Here are some tips to help you prepare for what you think will never happen:

  • Recognize that emergency rescuers are more interested in saving lives than equipment, but that, if possible, they will rescue your equipment. Do not waste time demanding equipment rescue when you are taken from the emergency.
  • Place an identifying marker on your wheelchair or other equipment. A reunion is then possible if you become separated from your equipment.
  • Familiarize yourself with stair rescue chairs that might be used to transport you up or down stairs. Internet pictures and descriptions will help you feel more comfortable if you need rescue.
  • Carry identity card and personal information on your person at all times rather than on your wheelchair, as your equipment may not be rescued with you.

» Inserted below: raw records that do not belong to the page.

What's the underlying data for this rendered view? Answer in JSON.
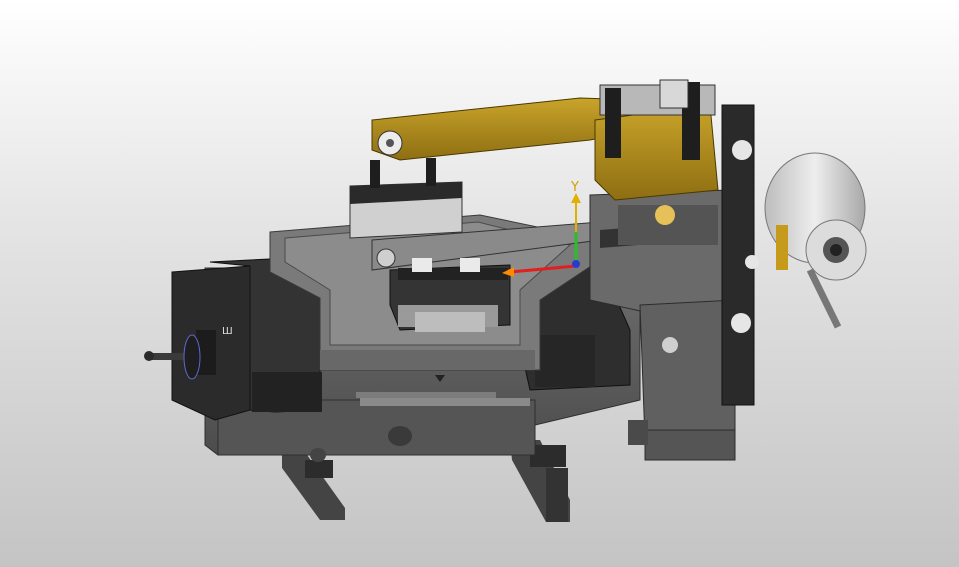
{
  "viewport": {
    "background_top": "#ffffff",
    "background_bottom": "#c4c4c4"
  },
  "model": {
    "base_color": "#5c5c5c",
    "dark_color": "#2a2a2a",
    "table_color": "#727272",
    "arm_color": "#b08c1e",
    "cylinder_color": "#d6d6d6"
  },
  "triad": {
    "y_label": "Y",
    "x_color": "#e41e1e",
    "y_color": "#e0b000",
    "z_color": "#28c028"
  },
  "nameplate": {
    "symbol": "Ш"
  }
}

  • If you are non verbal or have multiple disabilities, carry a card that says, “My name is ____________. I am _(blind, deaf, unable to speak, paralyzed, can’t swallow, etc)___________________. I need________________________.  This enables a quicker response and is also handy when trying to communicate in other situations.

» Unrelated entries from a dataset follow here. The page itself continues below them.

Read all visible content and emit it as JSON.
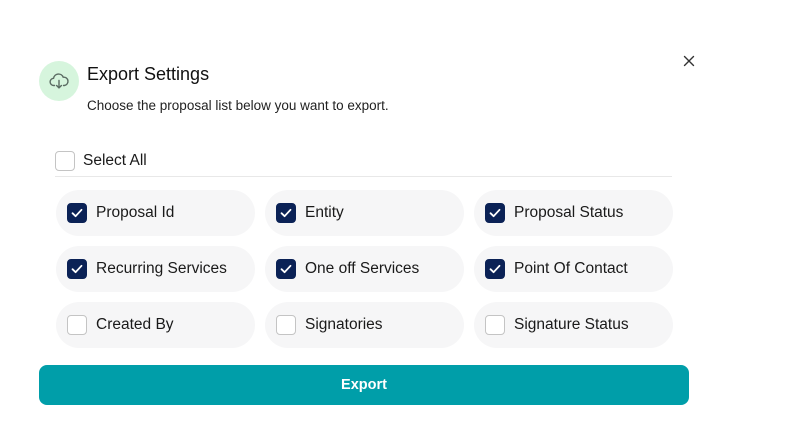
{
  "dialog": {
    "title": "Export Settings",
    "subtitle": "Choose the proposal list below you want to export.",
    "header_icon": "cloud-download-icon",
    "close_icon": "close-icon"
  },
  "select_all": {
    "label": "Select All",
    "checked": false
  },
  "options": [
    {
      "label": "Proposal Id",
      "checked": true
    },
    {
      "label": "Entity",
      "checked": true
    },
    {
      "label": "Proposal Status",
      "checked": true
    },
    {
      "label": "Recurring Services",
      "checked": true
    },
    {
      "label": "One off Services",
      "checked": true
    },
    {
      "label": "Point Of Contact",
      "checked": true
    },
    {
      "label": "Created By",
      "checked": false
    },
    {
      "label": "Signatories",
      "checked": false
    },
    {
      "label": "Signature Status",
      "checked": false
    }
  ],
  "export_button": {
    "label": "Export"
  },
  "colors": {
    "accent": "#009ea9",
    "checkbox_checked": "#0b2256",
    "icon_bg": "#d6f5dd",
    "option_bg": "#f6f6f7"
  }
}
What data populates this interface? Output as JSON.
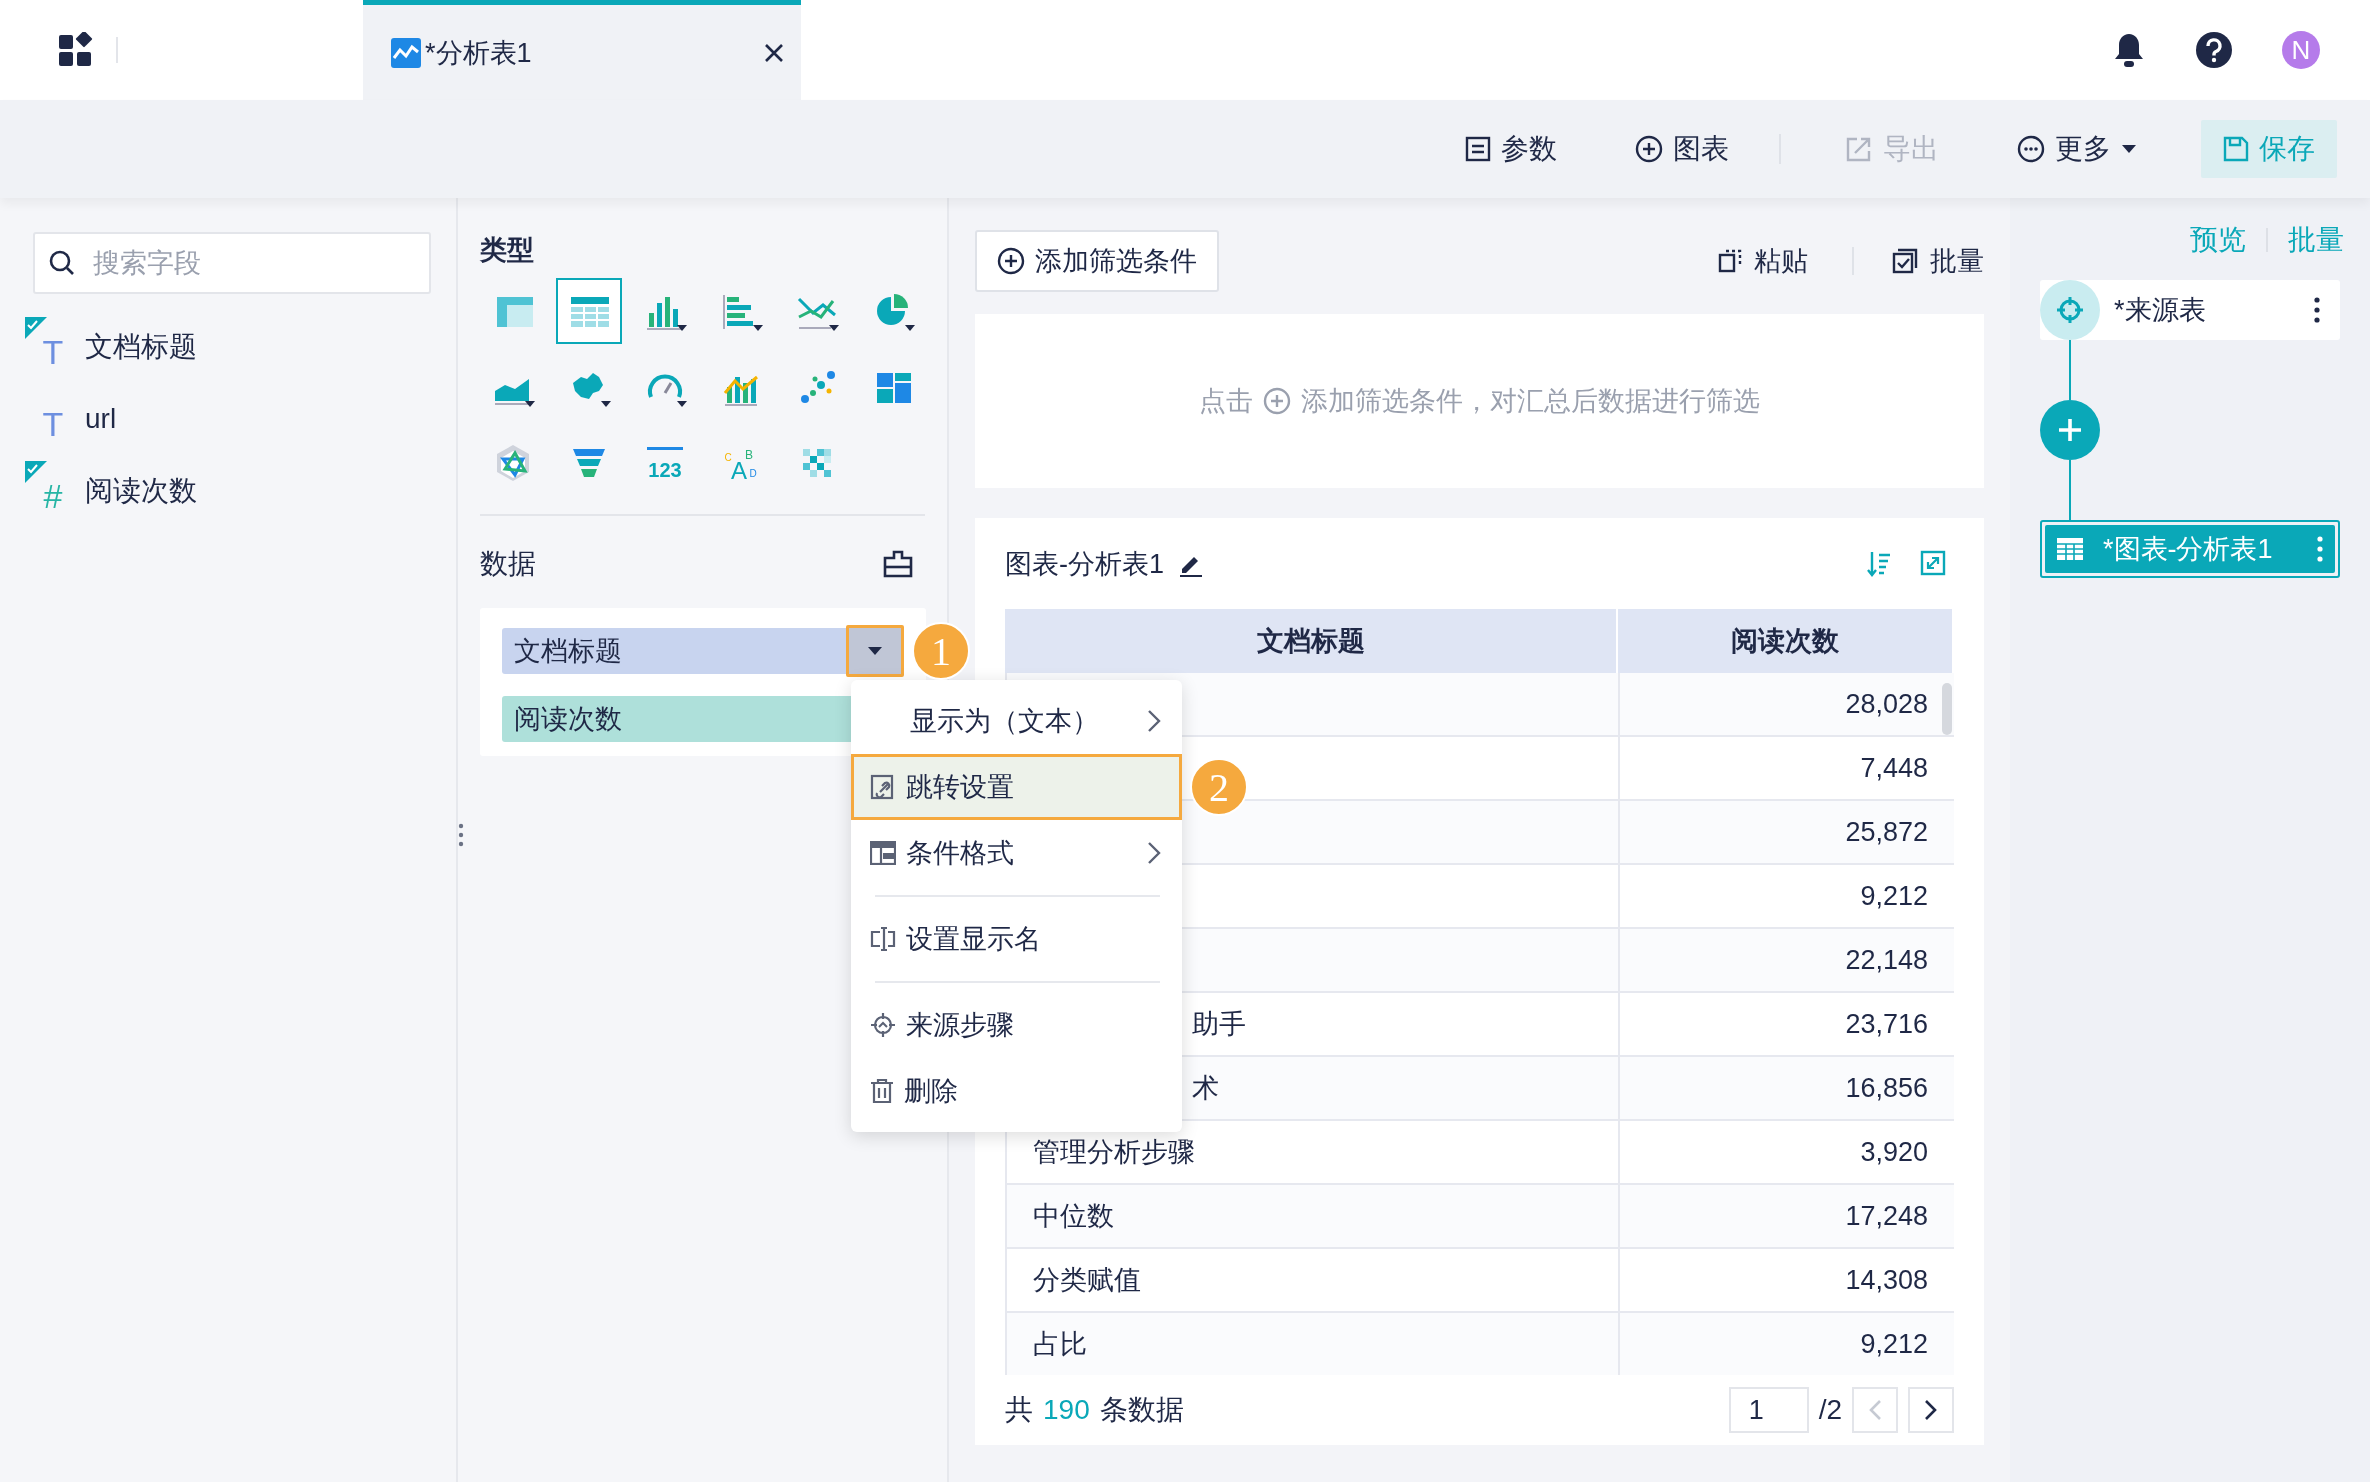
{
  "tab": {
    "title": "*分析表1"
  },
  "header_icons": [
    {
      "kind": "bell"
    },
    {
      "kind": "help"
    },
    {
      "kind": "avatar",
      "label": "N"
    }
  ],
  "toolbar": [
    {
      "label": "参数",
      "kind": "params",
      "disabled": false
    },
    {
      "label": "图表",
      "kind": "chart",
      "disabled": false
    },
    {
      "label": "导出",
      "kind": "export",
      "disabled": true
    },
    {
      "label": "更多",
      "kind": "more",
      "disabled": false
    },
    {
      "label": "保存",
      "kind": "save",
      "disabled": false
    }
  ],
  "field_panel": {
    "search": {
      "placeholder": "搜索字段"
    },
    "fields": [
      {
        "name": "文档标题",
        "glyph": "T",
        "kind": "text",
        "used": true
      },
      {
        "name": "url",
        "glyph": "T",
        "kind": "text",
        "used": false
      },
      {
        "name": "阅读次数",
        "glyph": "#",
        "kind": "number",
        "used": true
      }
    ]
  },
  "config_panel": {
    "type_title": "类型",
    "chart_types": [
      {
        "kind": "crosstab",
        "selected": false
      },
      {
        "kind": "table",
        "selected": true
      },
      {
        "kind": "column",
        "selected": false
      },
      {
        "kind": "bar",
        "selected": false
      },
      {
        "kind": "line",
        "selected": false
      },
      {
        "kind": "pie",
        "selected": false
      },
      {
        "kind": "area",
        "selected": false
      },
      {
        "kind": "map",
        "selected": false
      },
      {
        "kind": "gauge",
        "selected": false
      },
      {
        "kind": "combo",
        "selected": false
      },
      {
        "kind": "scatter",
        "selected": false
      },
      {
        "kind": "treemap",
        "selected": false
      },
      {
        "kind": "radar",
        "selected": false
      },
      {
        "kind": "funnel",
        "selected": false
      },
      {
        "kind": "kpi",
        "selected": false,
        "label": "123"
      },
      {
        "kind": "wordcloud",
        "selected": false,
        "label": "CABD"
      },
      {
        "kind": "heatmap",
        "selected": false
      }
    ],
    "data_title": "数据",
    "data_fields": [
      {
        "name": "文档标题",
        "kind": "dimension",
        "menu_open": true,
        "callout": "1"
      },
      {
        "name": "阅读次数",
        "kind": "measure",
        "menu_open": false
      }
    ]
  },
  "context_menu": [
    {
      "kind": "display",
      "label": "显示为（文本）",
      "submenu": true,
      "selected": false
    },
    {
      "kind": "link",
      "label": "跳转设置",
      "submenu": false,
      "selected": true,
      "callout": "2"
    },
    {
      "kind": "format",
      "label": "条件格式",
      "submenu": true,
      "selected": false
    },
    {
      "kind": "divider"
    },
    {
      "kind": "rename",
      "label": "设置显示名",
      "submenu": false,
      "selected": false
    },
    {
      "kind": "divider"
    },
    {
      "kind": "source",
      "label": "来源步骤",
      "submenu": false,
      "selected": false
    },
    {
      "kind": "delete",
      "label": "删除",
      "submenu": false,
      "selected": false
    }
  ],
  "filter": {
    "add_button": "添加筛选条件",
    "actions": [
      {
        "label": "粘贴",
        "kind": "paste"
      },
      {
        "label": "批量",
        "kind": "batch"
      }
    ],
    "hint_before": "点击",
    "hint_after": "添加筛选条件，对汇总后数据进行筛选"
  },
  "chart_card": {
    "title": "图表-分析表1",
    "table": {
      "columns": [
        "文档标题",
        "阅读次数"
      ],
      "rows": [
        {
          "reads": "28,028"
        },
        {
          "reads": "7,448"
        },
        {
          "reads": "25,872"
        },
        {
          "reads": "9,212"
        },
        {
          "reads": "22,148"
        },
        {
          "title": "助手",
          "covered": true,
          "reads": "23,716"
        },
        {
          "title": "术",
          "covered": true,
          "reads": "16,856"
        },
        {
          "title": "管理分析步骤",
          "covered": false,
          "reads": "3,920"
        },
        {
          "title": "中位数",
          "covered": false,
          "reads": "17,248"
        },
        {
          "title": "分类赋值",
          "covered": false,
          "reads": "14,308"
        },
        {
          "title": "占比",
          "covered": false,
          "reads": "9,212"
        }
      ]
    },
    "footer": {
      "prefix": "共",
      "count": "190",
      "suffix": "条数据",
      "page": "1",
      "pages": "/2",
      "prev_disabled": true
    }
  },
  "flow": {
    "links": [
      "预览",
      "批量"
    ],
    "nodes": [
      {
        "kind": "source",
        "label": "*来源表",
        "selected": false
      },
      {
        "kind": "add"
      },
      {
        "kind": "chart",
        "label": "*图表-分析表1",
        "selected": true
      }
    ]
  }
}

  • Place a vial of life in your refrigerator. The vial has emergency information and medication lists, and with the vial comes a sticker for your front door that lets an emergency responder quickly assess the situation. Order vial of life on line. An alternate information tool is the emergency wheel that gives a responder information about your needs. These are available free from www.ehmi.org or www.ready.gov. If you have a caregiver, post a picture of yourself in a plastic bag on the refrigerator next to the emergency wheel. This quickly tells an emergency responder who is to be given first consideration.
  • Keep a flashlight handy at all times.  The Green Glo flashlight http://www.lifegearcompany.com or www.target.com has saved many lives. It has a flasher and a built in whistle. Take it with you when rescued. If you have seizures, do not use the flasher unless it is an extreme emergency.
  • Do not get separated from your cell phone – a direct line to emergency help. Program 911 into quick dial.
  • Renew your oxygen sign in the front window of your house or apartment. Replace cardboard ones with plastic that does not fade.
  • If you use a power chair and are in a dry rescue, remember to tuck the small battery charger into a back pocket of your chair otherwise you will be “dead in the water” so to speak.
  • Keep a ready to go, labeled, grab-it “Go Bag” that is stocked with water, snacks and other necessities. It is unrealistic to stock it with medications, but keep a list of them in the Go Bag along with a change of clothes, and insurance information, names of persons to be contacted and doctor’s names. Keep the Go Bag, undisturbed and at the same location where you can find it and a rescuer can grab it quickly in an emergency.
  • If you have limited mobility, after rescue, do not allow a first responder to place you on the ground where you are not visible. This is where injuries occur. If you are left in a non-visible place, turn on your Green Glo flashlight to the blinker.
  • If you have mental illness or seizures, tell your rescuer that flashing lights and/or sirens may make you melt down or have a seizure. They can often turn off sirens and flashing lights or move you to a calmer location.

If you are taken in an ambulance, tell the rescuer that, if possible, you need to be reunited with your mobility equipment and tell them what  it is and that your name is on it.